Ciddi Ciddi Sosyalizm'in en hoş bölümlerinden biri, 2050’lerin sosyalizminin hayal edildiği sayfalar. Okur, bir hayale davet ediliyor. Kapitalizmin sonunu hayal etmeye. Ardından, muhtemel zorluklar, orta sınıfın yaşadığı çaresizlik hissi, yaşam boyu maruz kaldığımız ve bizleri hareketsizleştiren endoktrinasyon, bunu aşma ihtimal ve yolları, yeni düşünme biçimlerine davet..
Ne yaşıyoruz? Tarihin hangi aşamasındayız? Milyonlarca yıllık
bir hikâyede bir kum tanesiyiz ve kendimizi, başımıza gelen her
şeyi nasıl da önemsiyoruz. Homo Sapiens’in tarihi. Devletin,
yaklaşık beş bin yıllık geçmişi. Modern devlet daha da genç.

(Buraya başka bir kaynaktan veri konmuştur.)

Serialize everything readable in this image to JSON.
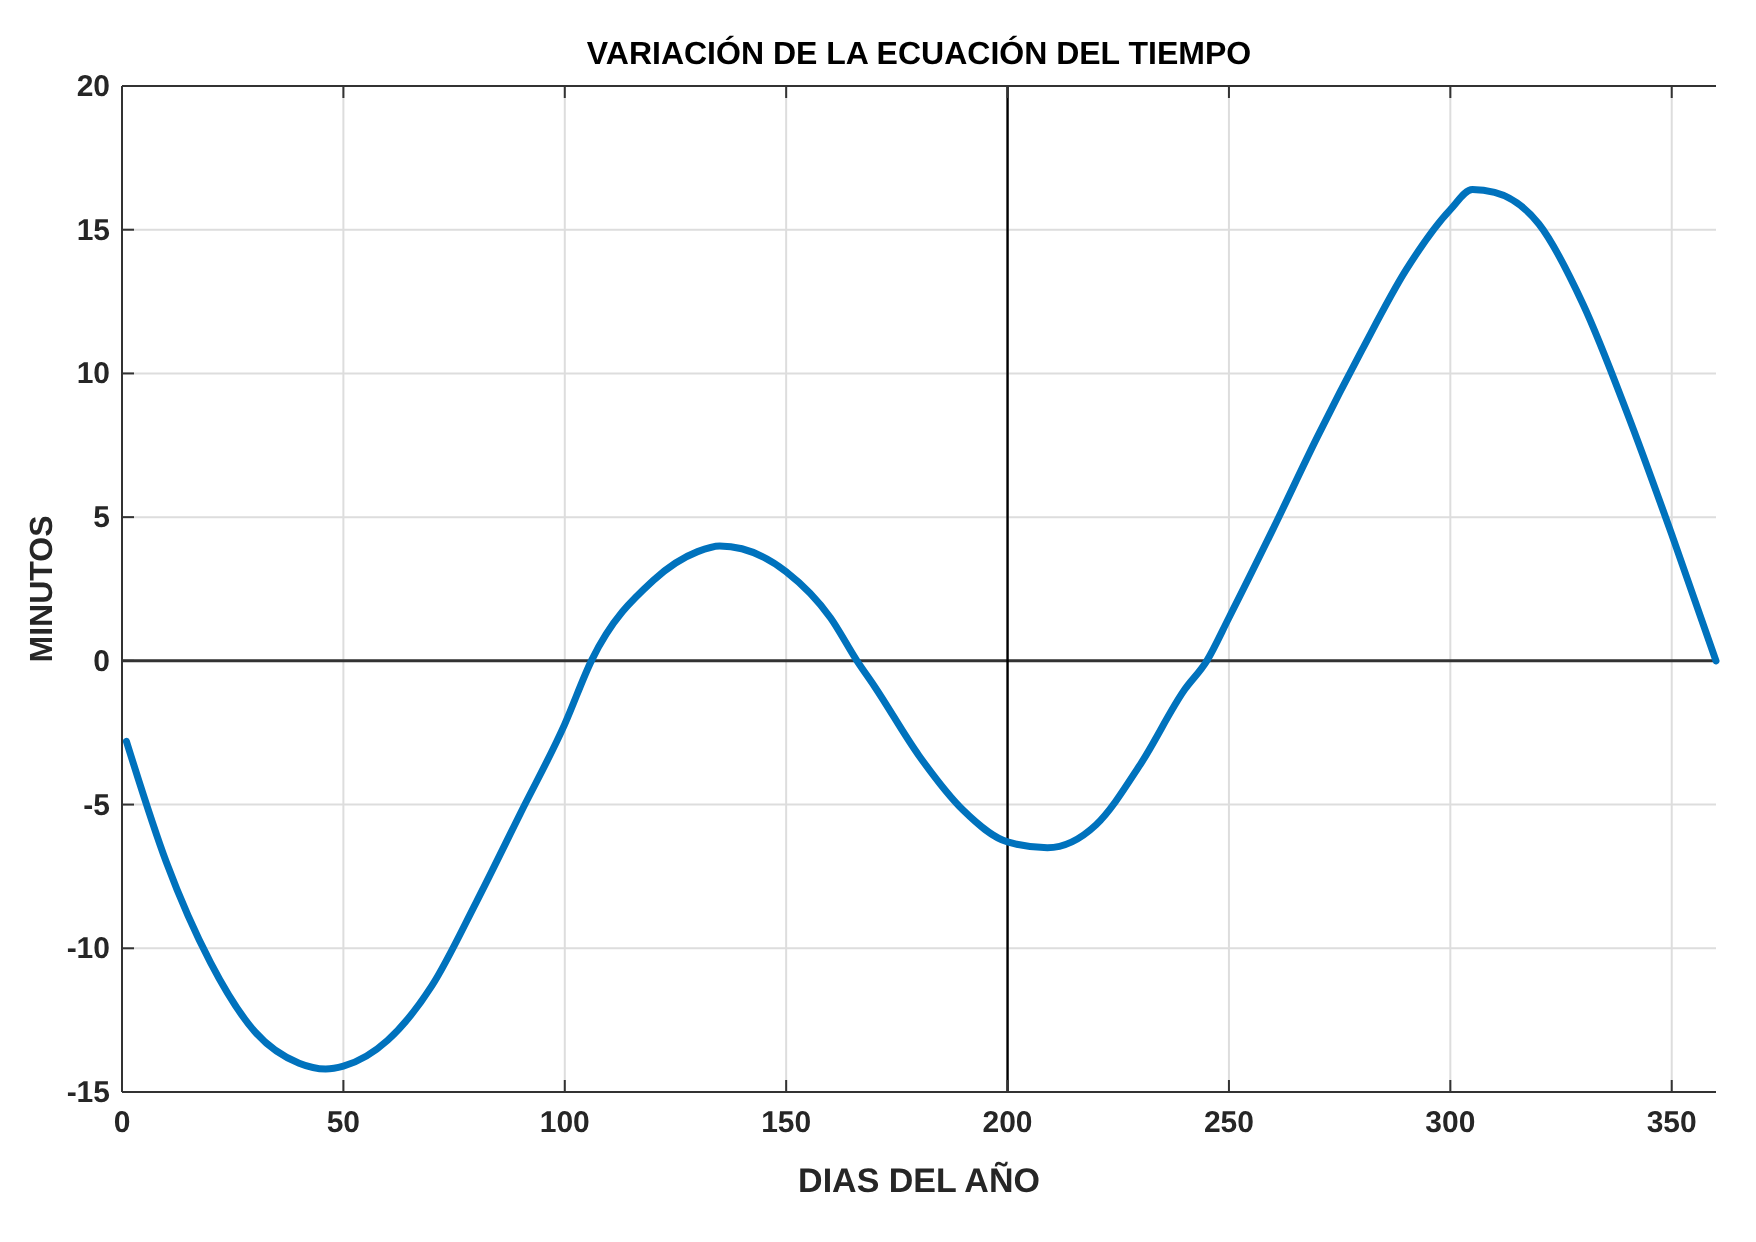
{
  "chart_data": {
    "type": "line",
    "title": "VARIACIÓN DE LA ECUACIÓN DEL TIEMPO",
    "xlabel": "DIAS DEL AÑO",
    "ylabel": "MINUTOS",
    "xlim": [
      0,
      360
    ],
    "xticks": [
      0,
      50,
      100,
      150,
      200,
      250,
      300,
      350
    ],
    "ylim": [
      -15,
      20
    ],
    "yticks": [
      -15,
      -10,
      -5,
      0,
      5,
      10,
      15,
      20
    ],
    "grid": true,
    "ref_lines": [
      {
        "axis": "y",
        "value": 0,
        "color": "#333333"
      },
      {
        "axis": "x",
        "value": 200,
        "color": "#000000"
      }
    ],
    "series": [
      {
        "color": "#0072bd",
        "x": [
          1,
          10,
          20,
          30,
          40,
          46,
          50,
          60,
          70,
          80,
          90,
          100,
          106,
          120,
          130,
          135,
          140,
          150,
          160,
          166,
          170,
          180,
          190,
          200,
          209,
          220,
          230,
          240,
          245,
          250,
          260,
          270,
          280,
          290,
          300,
          305,
          310,
          320,
          330,
          340,
          350,
          360
        ],
        "values": [
          -2.8,
          -7.0,
          -10.5,
          -12.9,
          -14.0,
          -14.2,
          -14.1,
          -13.2,
          -11.3,
          -8.4,
          -5.3,
          -2.2,
          0,
          2.8,
          3.8,
          4.0,
          3.9,
          3.1,
          1.5,
          0,
          -0.9,
          -3.3,
          -5.2,
          -6.3,
          -6.5,
          -5.7,
          -3.6,
          -1.0,
          0,
          1.5,
          4.6,
          7.8,
          10.8,
          13.6,
          15.7,
          16.4,
          16.3,
          15.2,
          12.4,
          8.6,
          4.4,
          0
        ]
      }
    ]
  }
}
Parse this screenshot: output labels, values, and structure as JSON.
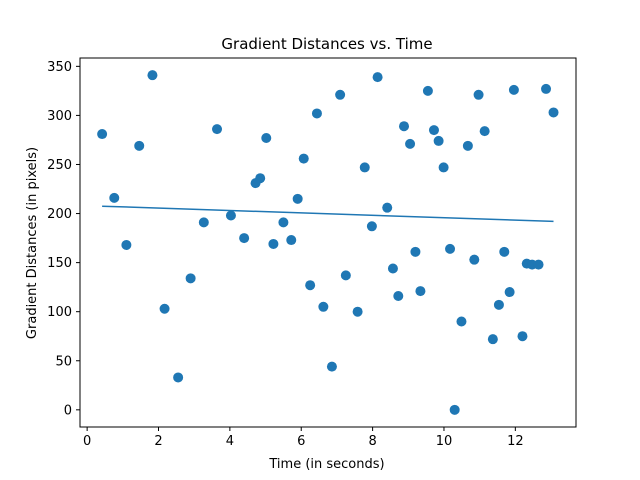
{
  "chart_data": {
    "type": "scatter",
    "title": "Gradient Distances vs. Time",
    "xlabel": "Time (in seconds)",
    "ylabel": "Gradient Distances (in pixels)",
    "xlim": [
      -0.2,
      13.7
    ],
    "ylim": [
      -17.5,
      358.5
    ],
    "xticks": [
      0,
      2,
      4,
      6,
      8,
      10,
      12
    ],
    "yticks": [
      0,
      50,
      100,
      150,
      200,
      250,
      300,
      350
    ],
    "grid": false,
    "legend": "none",
    "marker_color": "#1f77b4",
    "line_color": "#1f77b4",
    "series": [
      {
        "points": [
          [
            0.42,
            281
          ],
          [
            0.76,
            216
          ],
          [
            1.1,
            168
          ],
          [
            1.46,
            269
          ],
          [
            1.83,
            341
          ],
          [
            2.17,
            103
          ],
          [
            2.55,
            33
          ],
          [
            2.9,
            134
          ],
          [
            3.27,
            191
          ],
          [
            3.64,
            286
          ],
          [
            4.03,
            198
          ],
          [
            4.4,
            175
          ],
          [
            4.72,
            231
          ],
          [
            4.85,
            236
          ],
          [
            5.02,
            277
          ],
          [
            5.22,
            169
          ],
          [
            5.5,
            191
          ],
          [
            5.72,
            173
          ],
          [
            5.9,
            215
          ],
          [
            6.07,
            256
          ],
          [
            6.25,
            127
          ],
          [
            6.44,
            302
          ],
          [
            6.62,
            105
          ],
          [
            6.86,
            44
          ],
          [
            7.09,
            321
          ],
          [
            7.25,
            137
          ],
          [
            7.58,
            100
          ],
          [
            7.78,
            247
          ],
          [
            7.98,
            187
          ],
          [
            8.14,
            339
          ],
          [
            8.41,
            206
          ],
          [
            8.57,
            144
          ],
          [
            8.72,
            116
          ],
          [
            8.88,
            289
          ],
          [
            9.05,
            271
          ],
          [
            9.2,
            161
          ],
          [
            9.34,
            121
          ],
          [
            9.55,
            325
          ],
          [
            9.72,
            285
          ],
          [
            9.85,
            274
          ],
          [
            9.99,
            247
          ],
          [
            10.17,
            164
          ],
          [
            10.3,
            0
          ],
          [
            10.49,
            90
          ],
          [
            10.67,
            269
          ],
          [
            10.85,
            153
          ],
          [
            10.97,
            321
          ],
          [
            11.14,
            284
          ],
          [
            11.37,
            72
          ],
          [
            11.54,
            107
          ],
          [
            11.69,
            161
          ],
          [
            11.84,
            120
          ],
          [
            11.96,
            326
          ],
          [
            12.2,
            75
          ],
          [
            12.32,
            149
          ],
          [
            12.47,
            148
          ],
          [
            12.65,
            148
          ],
          [
            12.86,
            327
          ],
          [
            13.07,
            303
          ]
        ]
      }
    ],
    "trendline": {
      "x": [
        0.42,
        13.07
      ],
      "y": [
        207.5,
        192.0
      ]
    }
  }
}
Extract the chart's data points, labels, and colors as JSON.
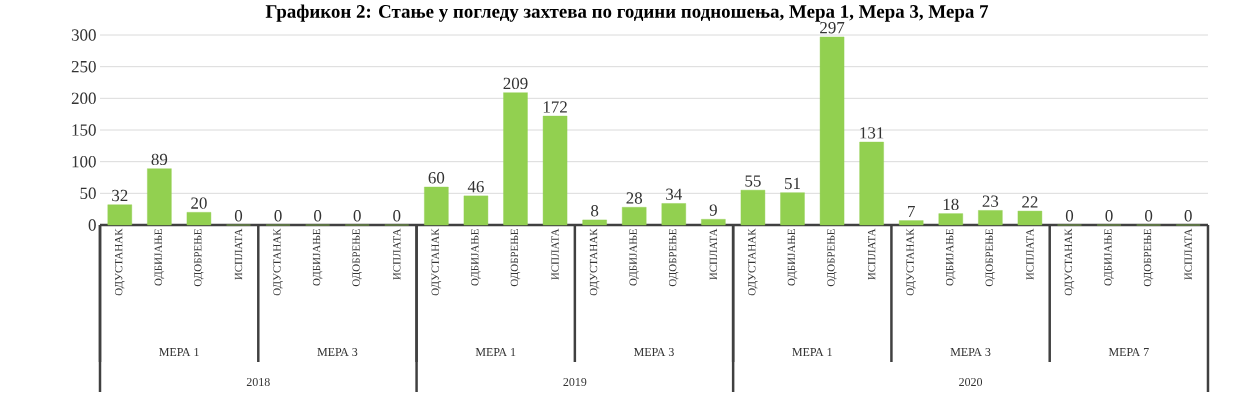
{
  "chart_data": {
    "type": "bar",
    "title": "Графикон 2: Стање у погледу захтева по години подношења, Мера 1, Мера 3, Мера 7",
    "categories": [
      "ОДУСТАНАК",
      "ОДБИЈАЊЕ",
      "ОДОБРЕЊЕ",
      "ИСПЛАТА",
      "ОДУСТАНАК",
      "ОДБИЈАЊЕ",
      "ОДОБРЕЊЕ",
      "ИСПЛАТА",
      "ОДУСТАНАК",
      "ОДБИЈАЊЕ",
      "ОДОБРЕЊЕ",
      "ИСПЛАТА",
      "ОДУСТАНАК",
      "ОДБИЈАЊЕ",
      "ОДОБРЕЊЕ",
      "ИСПЛАТА",
      "ОДУСТАНАК",
      "ОДБИЈАЊЕ",
      "ОДОБРЕЊЕ",
      "ИСПЛАТА",
      "ОДУСТАНАК",
      "ОДБИЈАЊЕ",
      "ОДОБРЕЊЕ",
      "ИСПЛАТА",
      "ОДУСТАНАК",
      "ОДБИЈАЊЕ",
      "ОДОБРЕЊЕ",
      "ИСПЛАТА"
    ],
    "values": [
      32,
      89,
      20,
      0,
      0,
      0,
      0,
      0,
      60,
      46,
      209,
      172,
      8,
      28,
      34,
      9,
      55,
      51,
      297,
      131,
      7,
      18,
      23,
      22,
      0,
      0,
      0,
      0
    ],
    "color": "#92d050",
    "data_labels": true,
    "annotations": [
      "МЕРА 1",
      "МЕРА 3",
      "МЕРА 1",
      "МЕРА 3",
      "МЕРА 1",
      "МЕРА 3",
      "МЕРА 7",
      "2018",
      "2019",
      "2020"
    ],
    "ylim": [
      0,
      300
    ],
    "yticks": [
      0,
      50,
      100,
      150,
      200,
      250,
      300
    ],
    "grid": "y"
  }
}
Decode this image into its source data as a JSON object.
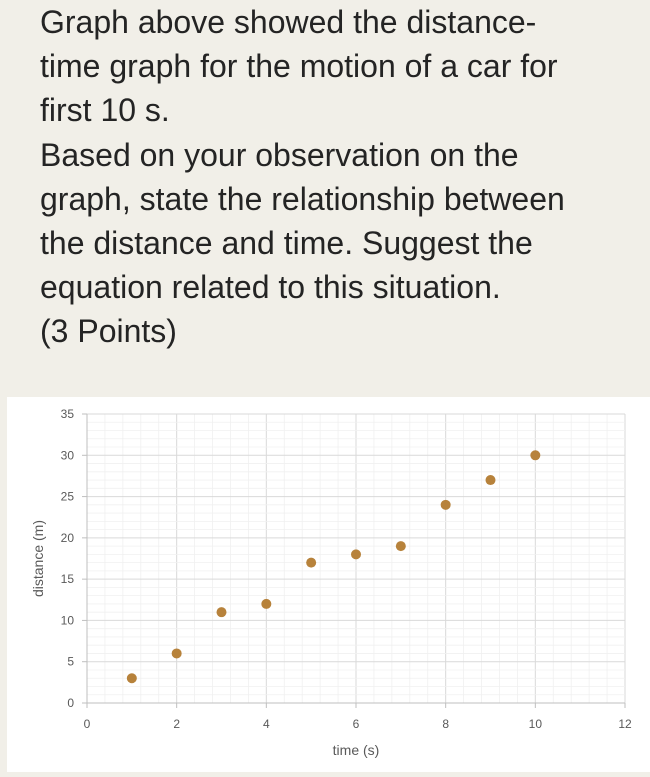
{
  "question": {
    "lines": [
      "Graph above showed the distance-",
      "time graph for the motion of a car for",
      "first 10 s.",
      "Based on your observation on the",
      "graph, state the relationship between",
      "the distance and time. Suggest the",
      "equation related to this situation."
    ],
    "points": "(3 Points)"
  },
  "chart_data": {
    "type": "scatter",
    "xlabel": "time (s)",
    "ylabel": "distance (m)",
    "xlim": [
      0,
      12
    ],
    "ylim": [
      0,
      35
    ],
    "x_ticks": [
      0,
      2,
      4,
      6,
      8,
      10,
      12
    ],
    "y_ticks": [
      0,
      5,
      10,
      15,
      20,
      25,
      30,
      35
    ],
    "grid": true,
    "legend": "none",
    "marker_color": "#b7823b",
    "series": [
      {
        "points": [
          {
            "x": 1,
            "y": 3
          },
          {
            "x": 2,
            "y": 6
          },
          {
            "x": 3,
            "y": 11
          },
          {
            "x": 4,
            "y": 12
          },
          {
            "x": 5,
            "y": 17
          },
          {
            "x": 6,
            "y": 18
          },
          {
            "x": 7,
            "y": 19
          },
          {
            "x": 8,
            "y": 24
          },
          {
            "x": 9,
            "y": 27
          },
          {
            "x": 10,
            "y": 30
          }
        ]
      }
    ]
  }
}
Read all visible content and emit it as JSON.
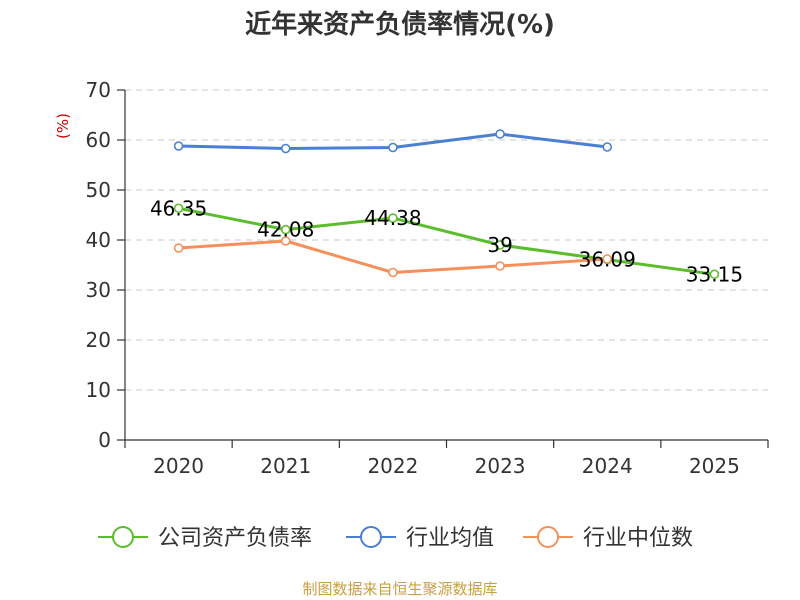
{
  "chart_data": {
    "type": "line",
    "title": "近年来资产负债率情况(%)",
    "unit_label": "(%)",
    "categories": [
      "2020",
      "2021",
      "2022",
      "2023",
      "2024",
      "2025"
    ],
    "ylim": [
      0,
      70
    ],
    "yticks": [
      0,
      10,
      20,
      30,
      40,
      50,
      60,
      70
    ],
    "grid": true,
    "legend_position": "bottom",
    "series": [
      {
        "name": "公司资产负债率",
        "color": "#5bbd2b",
        "values": [
          46.35,
          42.08,
          44.38,
          39,
          36.09,
          33.15
        ],
        "labels": [
          "46.35",
          "42.08",
          "44.38",
          "39",
          "36.09",
          "33.15"
        ]
      },
      {
        "name": "行业均值",
        "color": "#4a7fd4",
        "values": [
          58.8,
          58.3,
          58.5,
          61.2,
          58.6,
          null
        ]
      },
      {
        "name": "行业中位数",
        "color": "#f5905a",
        "values": [
          38.4,
          39.8,
          33.5,
          34.8,
          36.2,
          null
        ]
      }
    ]
  },
  "source": "制图数据来自恒生聚源数据库"
}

Burjuvazi dediğimiz beş altı asırlık bir tarihe sahip. İşçi sınıfı
henüz çocuk sayılır. İnsanlık serüveninin hayli genç kavramları,
olguları, kurumları bunlar. Tabii, Bilişim Devrimi öyle hızlandırdı
ki gelişmeleri, hepimiz şaşkınlık içindeyiz. Büyüdüğümüz evlerde
telefon yoktu, şimdi bütün dünya cebimizde. Akıl almaz ve o ölçüde
ürkütücü bir hız.
Ve baş döndürücü gelişmenin yaşandığı küremizde, yüzyıllar
öncesinin barbarlıkları tekrar ediyor. 16'ncı yüzyılın Avrupası’nda
Katolikler Protestanları nasıl katlettiyse, bugün de bir yerlerde
inançları nedeniyle aynı şekilde yok ediliyor insanlar. Yapay zeka
geliştiren ve Mars’a keşif aracı gönderebilen bir uygarlık düzeyi,
kendisine olabilecek en ilkel insan formlarından birini lider
seçebiliyor. Batı ülkelerinin, tüm temsili demokrasilerin krizini
izliyoruz kendi krizlerimizin yanında. Bir yanda demokrasilerin
kalbinde, diğer yanda bize ‘uzak’ ülkelerde yüzbinlerce insan
sokaklarda. 16 yaşında bir kız çocuğunun önayak olduğu iklim
protestoları milyonlarca insanı meydanlarda topladı. Dünya
yurttaşları, bilim insanlarının ‘yok oluyoruz’ uyarılarını
görmezden gelemiyor artık. “Dünya yurttaşlığı” kavramını
kullanmakta ısrarcı olmanın zamanı geldi sanırım.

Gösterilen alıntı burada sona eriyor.